Há relatos de violações e de agressões. De medo causado por uma disciplina severa. O relatório sobre o que se passou desde 1936 em instituições católicas irlandesas para acolhimento de crianças era esperado há muito tempo e está a deixar a Irlanda chocada. São 2500 páginas em que se conclui que mais de 2000 crianças sofreram abusos físicos e sexuais e que líderes da Igreja Católica sabiam o que estava a acontecer.
A Comissão de Inquérito sobre o Abuso de Crianças estava há nove anos a investigar as suspeitas em várias instituições de acolhimento de crianças na Irlanda e hoje divulgou as suas conclusões: Houve abusos físicos e emocionais, houve abusos sexuais em grande parte das instituições e sobretudo nas destinadas a rapazes.

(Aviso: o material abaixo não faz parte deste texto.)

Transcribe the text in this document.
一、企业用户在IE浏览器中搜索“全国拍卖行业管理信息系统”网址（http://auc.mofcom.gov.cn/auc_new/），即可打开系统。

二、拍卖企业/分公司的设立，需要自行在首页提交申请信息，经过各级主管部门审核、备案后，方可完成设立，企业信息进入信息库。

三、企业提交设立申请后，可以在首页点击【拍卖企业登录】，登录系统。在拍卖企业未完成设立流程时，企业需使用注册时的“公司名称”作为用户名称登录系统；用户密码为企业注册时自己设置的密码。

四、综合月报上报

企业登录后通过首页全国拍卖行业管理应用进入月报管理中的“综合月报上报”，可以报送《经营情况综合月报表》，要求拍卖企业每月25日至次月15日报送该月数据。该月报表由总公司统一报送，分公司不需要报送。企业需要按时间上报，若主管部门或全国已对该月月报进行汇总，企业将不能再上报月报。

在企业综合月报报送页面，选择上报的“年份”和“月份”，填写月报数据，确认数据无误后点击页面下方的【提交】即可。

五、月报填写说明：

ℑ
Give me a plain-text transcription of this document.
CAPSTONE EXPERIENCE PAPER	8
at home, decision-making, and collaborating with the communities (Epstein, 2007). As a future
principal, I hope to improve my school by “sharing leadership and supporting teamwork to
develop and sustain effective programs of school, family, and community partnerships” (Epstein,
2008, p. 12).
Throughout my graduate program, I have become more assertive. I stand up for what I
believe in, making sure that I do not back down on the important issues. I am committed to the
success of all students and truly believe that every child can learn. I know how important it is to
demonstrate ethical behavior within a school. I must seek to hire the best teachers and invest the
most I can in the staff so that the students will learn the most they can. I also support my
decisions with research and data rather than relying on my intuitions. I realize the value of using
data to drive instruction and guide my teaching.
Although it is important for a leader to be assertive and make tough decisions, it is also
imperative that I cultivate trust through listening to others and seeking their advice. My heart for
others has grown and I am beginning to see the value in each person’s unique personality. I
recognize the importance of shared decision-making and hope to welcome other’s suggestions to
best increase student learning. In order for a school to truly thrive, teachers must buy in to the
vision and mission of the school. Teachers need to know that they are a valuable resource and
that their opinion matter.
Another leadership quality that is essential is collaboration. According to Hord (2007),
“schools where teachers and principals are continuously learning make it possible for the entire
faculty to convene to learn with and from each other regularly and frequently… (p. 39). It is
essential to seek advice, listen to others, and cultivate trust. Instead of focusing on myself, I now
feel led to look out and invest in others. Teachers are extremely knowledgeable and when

Houve um regime severo, disciplina opressiva, por vezes fome.
“Os abusos sexuais foram endémicos nas instituições para os rapazes”, lê-se. “A situação nas instituições para raparigas era diferente, não era sistémica”. O documento refere-se a um período que começou em 1936 e acabou no final dos anos 90 e uma das conclusões é que “as autoridades religiosas sabiam que os abusos sexuais eram um problema constante nas instituições masculinas” da Irlanda.
Antes de 1980 viveram em reformatórios e escolas industriais ligadas à Igreja 35000 crianças – mais de 2000 disseram à comissão que tinham sido vítimas de abusos. As conclusões foram apresentadas numa conferência de imprensa para a qual foi pedida a presença da polícia.
Responsabilização
Após a divulgação do relatório, o líder da Igreja Católica na Irlanda, cardeal Sean Brady, disse “lamentar profundamente” o que é relatado no documento que denuncia o “silêncio” da Igreja. “Lamento e estou envergonhado com o facto de crianças terem sofrido desta forma terrível”, adiantou. “O relatório torna claro que foi causada muita dor a algumas das crianças mais vulneráveis”.
Também o líder da Igreja Católica na Inglaterra e no País de Gales, arcebispo Vincent Nichols, considerou que os autores da violência e abusos devem ser responsabilizados, “e não importa há quanto tempo aconteceu”.
A maioria das acusações visa instituições da congregação Irmãos Cristãos, embora outras sejam referidas. Em instituições das Irmãs da Misericórdia terão sido muito menos os abusos sexuais mas bastante frequentes os episódios de humilhação.
Ao referir as constantes violações, o relatório sublinha que “os autores dos abusos puderam continuar [a fazê-lo] durante longos períodos sem serem perturbados”. Quanto à violência física, é denunciado “um clima de medo criado por punições arbitrárias, excessivas e frequentes”. Para além disso, “os abusos sexuais por membros de ordens religiosas eram raramente divulgados ao Ministério da Educação pelas autoridades devido a uma cultura de silêncio sobre a questão”.
“Era habitual ser acordado a meio da noite por pessoas que abusavam sexualmente de mim”, recorda Tom Haynes à BBC. Agora com 60 anos, Haynes ficou órfão muito cedo e foi viver para uma escola dos Irmãos Cristãos em Limerick.
A fé às portas da escola
“Quando informávamos os Irmãos Cristãos éramos agredidos e ameaçados”, recorda. No caso de Haynes, os abusos não eram cometidos por membros da congregação, mas por monitores que vigiavam os dormitórios à noite. A sua fé, diz, “ficou às portas da escola industrial”.
Também Sadie O´Meara, agora com cerca de 70 anos, recorda os dias difíceis numa instituição das Irmãs da Caridade, mas o que mais lamenta é nunca lhe terem dito que a mãe tinha morrido, o que só veio a saber quando saiu, já tinham passado quatro anos.
O primeiro-ministro irlandês, Brian Cowen, sublinhou que o Governo pode pôr em prática medidas para proteger as crianças, mas salientou que “todos na sociedade deverem estar alertas, vigilantes em relação ao que se passa e terem a coragem de intervir quando o bem-estar das crianças for posto em risco”.